With the Directive now in the rear-view mirror, let’s begin the hard work of realizing this common vision — a world in which creators are fairly compensated for their works through voluntary licensing and which minimizes any risk of blocking of non-infringing materials. My earlier call to action related to model implementing regulations, but perhaps even more importantly, let’s move immediately to effect changes to expand the role of licensing in the current legal environment. That entails work for all parties — for their part, creators must ensure that they are well-positioned to issue licenses, whether individually or collectively. In many instances, that will involve the creation of new, or the expansion of existing, collective management organizations. Bearing in mind that progress will, as is generally the case, take place incrementally, I would encourage platforms to begin immediately to employ existing tools to prevent the reuploading of previously identified infringing files. This is the lowest hanging fruit of the technological universe. Let’s harvest it. Perhaps we’ll learn broader lessons that can inform the rollout of more sophisticated tools, always with the idea of advancing the intended consequences of the Directive and minimizing the unintended ones. And perhaps, other companies can follow the example of Qwant who announced prior to the adoption of the Directive that regardless of the outcome, they “will actively and ambitiously contribute to the financing of the press by returning a fair share of its revenues to publishers.”
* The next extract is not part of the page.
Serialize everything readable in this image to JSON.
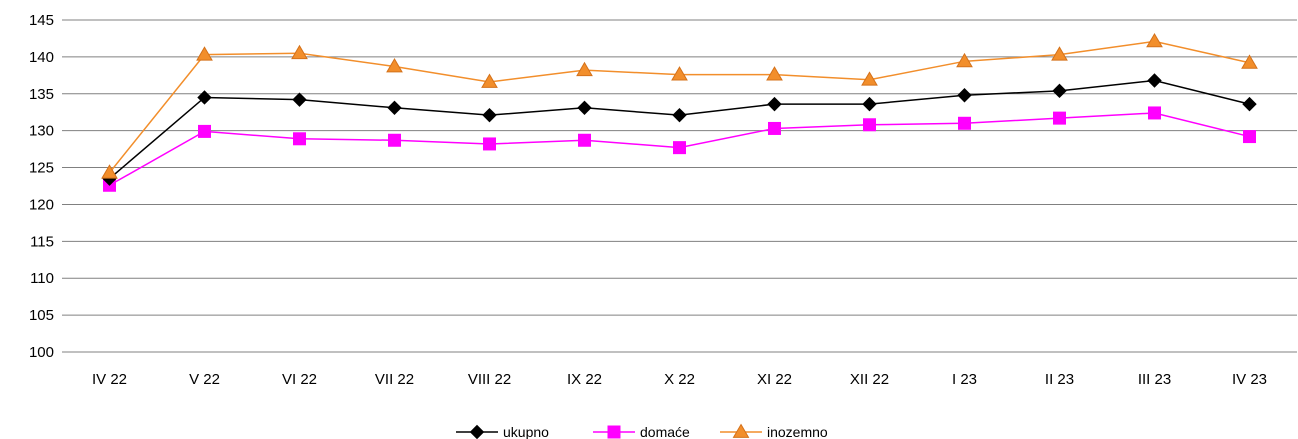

Instead of focusing exclusively on the legal and political issues regarding national implementation as if they were abstractions, we have a unique opportunity to demonstrate by example a path forward which will reasonably inform the implementation process. Let’s use our creativity and collective purpose to illustrate the art of the possible. We have all been involved in a bruising battle over symbols. If we employ half that energy in finding and implementing solutions based on common ground, and in avoiding restrictions on expression endorsed by no party, then we will all have succeeded, regardless of whether you were happy with the political outcome or not. EU politicians have done their jobs. Let’s do ours.